Maximizing CRISPRi efficacy and accessibility with dual-sgRNA libraries and optimal effectors

• Published in: eLife Vol. 11
• Main Authors: Replogle, Joseph M, Bonnar, Jessica L, Pogson, Angela N, Liem, Christina R, Maier, Nolan K, Ding, Yufang, Russell, Baylee J, Wang, Xingren, Leng, Kun, Guna, Alina, Norman, Thomas M, Pak, Ryan A, Ramos, Daniel M, Ward, Michael E, Gilbert, Luke A, Kampmann, Martin, Weissman, Jonathan S, Jost, Marco
• Format: Journal Article
• Language: English
• Published: England eLife Sciences Publications Ltd 28.12.2022; eLife Sciences Publications, Ltd
• Subjects: Biotechnology; Cell culture; Cell growth; Cell Line; Cell lines; Clustered Regularly Interspaced Short Palindromic Repeats; CRISPR; CRISPR interference; CRISPR-Cas Systems; functional genomics; Gene expression; genetic screen; Genetic screening; Genetics and Genomics; Genomes; knockdown; Mammalian cells; Proteins; RNA, Guide, CRISPR-Cas Systems; Tools and Resources; Transcriptomes; CRISPR; genetics; CRISPR interference; genetic screen; knockdown; genomics; functional genomics; human
• ISSN: 2050-084X; 2050-084X
• DOI: 10.7554/eLife.81856

CRISPR interference (CRISPRi) enables programmable, reversible, and titratable repression of gene expression (knockdown) in mammalian cells. Initial CRISPRi-mediated genetic screens have showcased the potential to address basic questions in cell biology, genetics, and biotechnology, but wider deployment of CRISPRi screening has been constrained by the large size of single guide RNA (sgRNA) libraries and challenges in generating cell models with consistent CRISPRi-mediated knockdown.
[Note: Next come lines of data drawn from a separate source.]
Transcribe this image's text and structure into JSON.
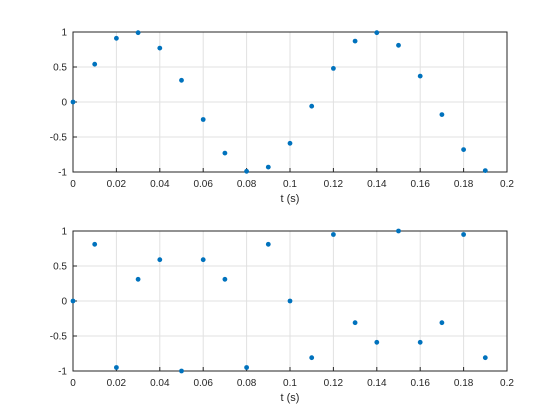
{
  "chart_data": [
    {
      "type": "scatter",
      "xlabel": "t (s)",
      "ylabel": "",
      "xlim": [
        0,
        0.2
      ],
      "ylim": [
        -1,
        1
      ],
      "x_ticks": [
        "0",
        "0.02",
        "0.04",
        "0.06",
        "0.08",
        "0.1",
        "0.12",
        "0.14",
        "0.16",
        "0.18",
        "0.2"
      ],
      "y_ticks": [
        "-1",
        "-0.5",
        "0",
        "0.5",
        "1"
      ],
      "grid": true,
      "marker_color": "#0072BD",
      "series": [
        {
          "x": [
            0,
            0.01,
            0.02,
            0.03,
            0.04,
            0.05,
            0.06,
            0.07,
            0.08,
            0.09,
            0.1,
            0.11,
            0.12,
            0.13,
            0.14,
            0.15,
            0.16,
            0.17,
            0.18,
            0.19
          ],
          "y": [
            0,
            0.54,
            0.91,
            0.99,
            0.77,
            0.31,
            -0.25,
            -0.73,
            -0.99,
            -0.93,
            -0.59,
            -0.06,
            0.48,
            0.87,
            0.99,
            0.81,
            0.37,
            -0.18,
            -0.68,
            -0.98
          ]
        }
      ]
    },
    {
      "type": "scatter",
      "xlabel": "t (s)",
      "ylabel": "",
      "xlim": [
        0,
        0.2
      ],
      "ylim": [
        -1,
        1
      ],
      "x_ticks": [
        "0",
        "0.02",
        "0.04",
        "0.06",
        "0.08",
        "0.1",
        "0.12",
        "0.14",
        "0.16",
        "0.18",
        "0.2"
      ],
      "y_ticks": [
        "-1",
        "-0.5",
        "0",
        "0.5",
        "1"
      ],
      "grid": true,
      "marker_color": "#0072BD",
      "series": [
        {
          "x": [
            0,
            0.01,
            0.02,
            0.03,
            0.04,
            0.05,
            0.06,
            0.07,
            0.08,
            0.09,
            0.1,
            0.11,
            0.12,
            0.13,
            0.14,
            0.15,
            0.16,
            0.17,
            0.18,
            0.19
          ],
          "y": [
            0,
            0.81,
            -0.95,
            0.31,
            0.59,
            -1,
            0.59,
            0.31,
            -0.95,
            0.81,
            0,
            -0.81,
            0.95,
            -0.31,
            -0.59,
            1,
            -0.59,
            -0.31,
            0.95,
            -0.81
          ]
        }
      ]
    }
  ]
}
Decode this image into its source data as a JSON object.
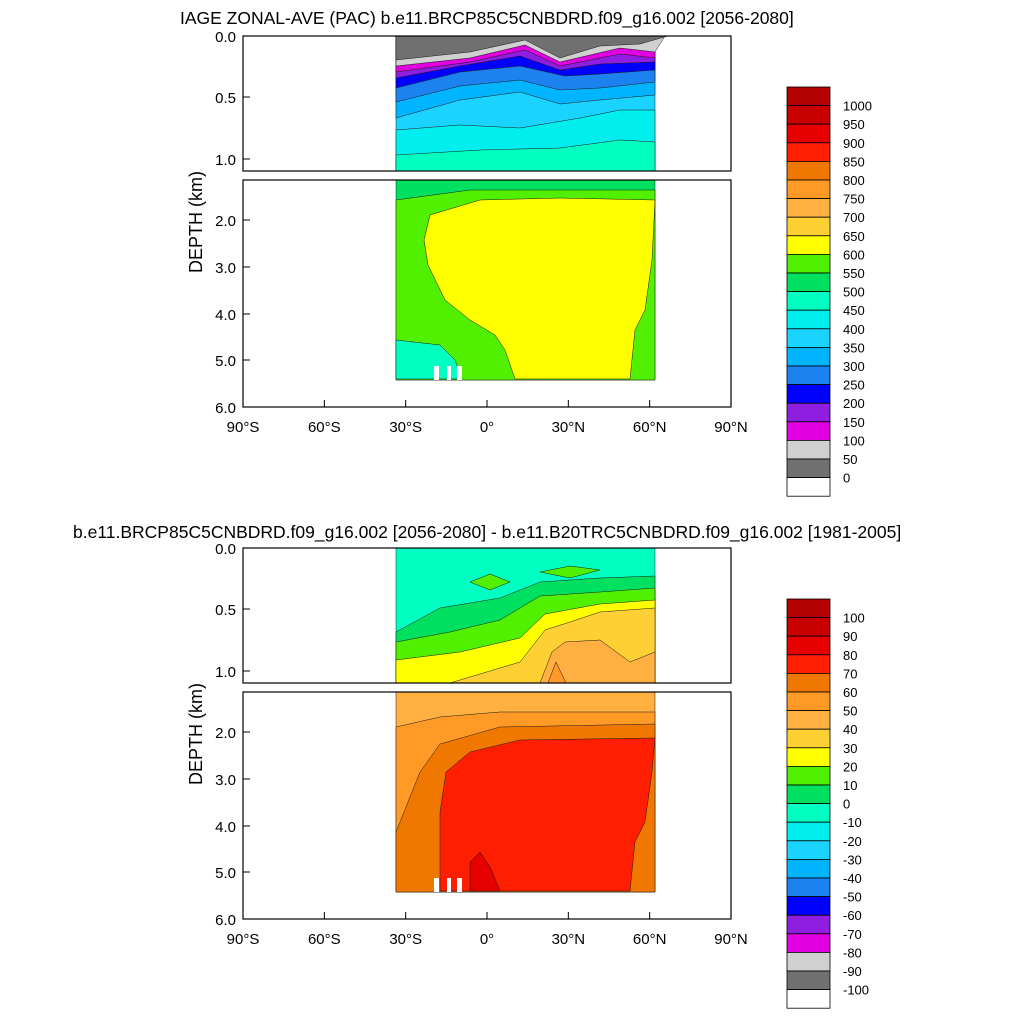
{
  "chart_data": [
    {
      "type": "heatmap",
      "title": "IAGE ZONAL-AVE (PAC) b.e11.BRCP85C5CNBDRD.f09_g16.002 [2056-2080]",
      "ylabel": "DEPTH (km)",
      "xlabel": "",
      "x_tick_labels": [
        "90°S",
        "60°S",
        "30°S",
        "0°",
        "30°N",
        "60°N",
        "90°N"
      ],
      "y_tick_labels_upper": [
        "0.0",
        "0.5",
        "1.0"
      ],
      "y_tick_labels_lower": [
        "2.0",
        "3.0",
        "4.0",
        "5.0",
        "6.0"
      ],
      "xlim": [
        -90,
        90
      ],
      "ylim_km": [
        6.0,
        0.0
      ],
      "colorbar_labels": [
        "1000",
        "950",
        "900",
        "850",
        "800",
        "750",
        "700",
        "650",
        "600",
        "550",
        "500",
        "450",
        "400",
        "350",
        "300",
        "250",
        "200",
        "150",
        "100",
        "50",
        "0"
      ],
      "colorbar_colors": [
        "#b30000",
        "#c80000",
        "#e60000",
        "#ff1e00",
        "#f07800",
        "#ff9a26",
        "#ffb040",
        "#ffd033",
        "#ffff00",
        "#51f000",
        "#00e060",
        "#00ffc0",
        "#00eeee",
        "#1ad4ff",
        "#00b4ff",
        "#1b82f0",
        "#0000ff",
        "#8f1ee0",
        "#e000e0",
        "#d0d0d0",
        "#707070",
        "#ffffff"
      ],
      "field_summary": {
        "data_longitude_range": [
          -34,
          62
        ],
        "upper_ocean_0_1km": "youngest (0–50, grey) at surface, increasing through 100–400 with depth; shallowest young water near 15°N and 45°N",
        "deep_ocean_1_5.4km": "500–600 near 1.5 km; interior 600+ (yellow) from ~0° to 60°N below 2 km; 450–550 along southern boundary"
      }
    },
    {
      "type": "heatmap",
      "title": "b.e11.BRCP85C5CNBDRD.f09_g16.002 [2056-2080] - b.e11.B20TRC5CNBDRD.f09_g16.002 [1981-2005]",
      "ylabel": "DEPTH (km)",
      "xlabel": "",
      "x_tick_labels": [
        "90°S",
        "60°S",
        "30°S",
        "0°",
        "30°N",
        "60°N",
        "90°N"
      ],
      "y_tick_labels_upper": [
        "0.0",
        "0.5",
        "1.0"
      ],
      "y_tick_labels_lower": [
        "2.0",
        "3.0",
        "4.0",
        "5.0",
        "6.0"
      ],
      "xlim": [
        -90,
        90
      ],
      "ylim_km": [
        6.0,
        0.0
      ],
      "colorbar_labels": [
        "100",
        "90",
        "80",
        "70",
        "60",
        "50",
        "40",
        "30",
        "20",
        "10",
        "0",
        "-10",
        "-20",
        "-30",
        "-40",
        "-50",
        "-60",
        "-70",
        "-80",
        "-90",
        "-100"
      ],
      "colorbar_colors": [
        "#b30000",
        "#c80000",
        "#e60000",
        "#ff1e00",
        "#f07800",
        "#ff9a26",
        "#ffb040",
        "#ffd033",
        "#ffff00",
        "#51f000",
        "#00e060",
        "#00ffc0",
        "#00eeee",
        "#1ad4ff",
        "#00b4ff",
        "#1b82f0",
        "#0000ff",
        "#8f1ee0",
        "#e000e0",
        "#d0d0d0",
        "#707070",
        "#ffffff"
      ],
      "field_summary": {
        "data_longitude_range": [
          -34,
          62
        ],
        "upper_ocean_0_1km": "difference -10 to 10 near surface in south, 10–40 increasing toward north and with depth",
        "deep_ocean_1_5.4km": "30–60 near 1–2 km; interior 70–80 (red) below 2 km from ~0° to 60°N; 80–90 patch near 5 km around 0°"
      }
    }
  ]
}
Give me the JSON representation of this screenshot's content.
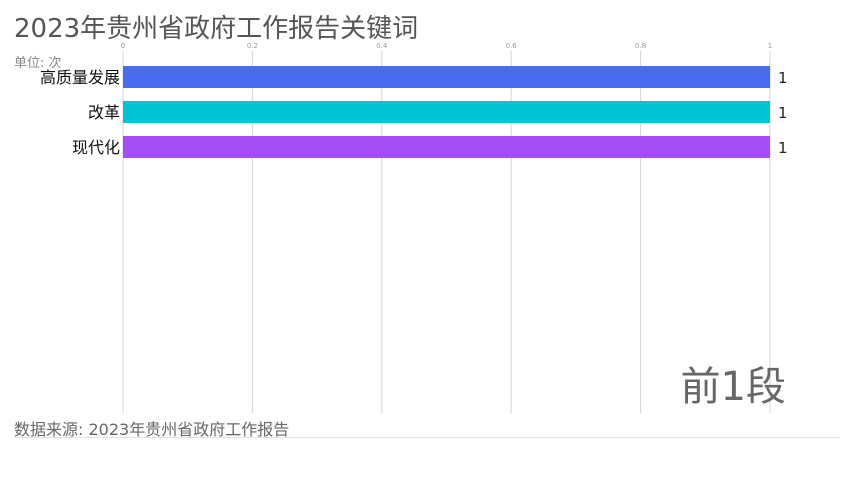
{
  "title": "2023年贵州省政府工作报告关键词",
  "unit_label": "单位: 次",
  "source_label": "数据来源: 2023年贵州省政府工作报告",
  "stage_label": "前1段",
  "chart_data": {
    "type": "bar",
    "orientation": "horizontal",
    "categories": [
      "高质量发展",
      "改革",
      "现代化"
    ],
    "values": [
      1,
      1,
      1
    ],
    "value_labels": [
      "1",
      "1",
      "1"
    ],
    "colors": [
      "#4a6cf2",
      "#00c4d4",
      "#a44cf6"
    ],
    "xlim": [
      0,
      1
    ],
    "x_ticks": [
      0,
      0.2,
      0.4,
      0.6,
      0.8,
      1
    ],
    "x_tick_labels": [
      "0",
      "0.2",
      "0.4",
      "0.6",
      "0.8",
      "1"
    ],
    "grid": true,
    "axis_position": "top",
    "title": "2023年贵州省政府工作报告关键词",
    "xlabel": "",
    "ylabel": ""
  }
}
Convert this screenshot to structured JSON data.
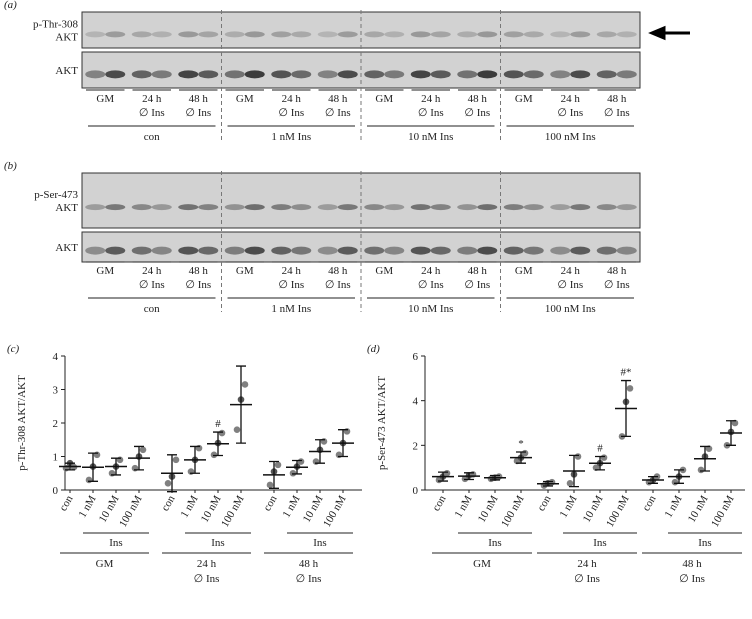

Here, we present next-generation CRISPRi sgRNA libraries and effector expression constructs that enable strong and consistent knockdown across mammalian cell models. First, we combine empirical sgRNA selection with a dual-sgRNA library design to generate an ultra-compact (1–3 elements per gene), highly active CRISPRi sgRNA library. Next, we compare CRISPRi effectors to show that the recently published Zim3-dCas9 provides an excellent balance between strong on-target knockdown and minimal non-specific effects on cell growth or the transcriptome. Finally, we engineer a suite of cell lines with stable expression of Zim3-dCas9 and robust on-target knockdown. Our results and publicly available reagents establish best practices for CRISPRi genetic screening.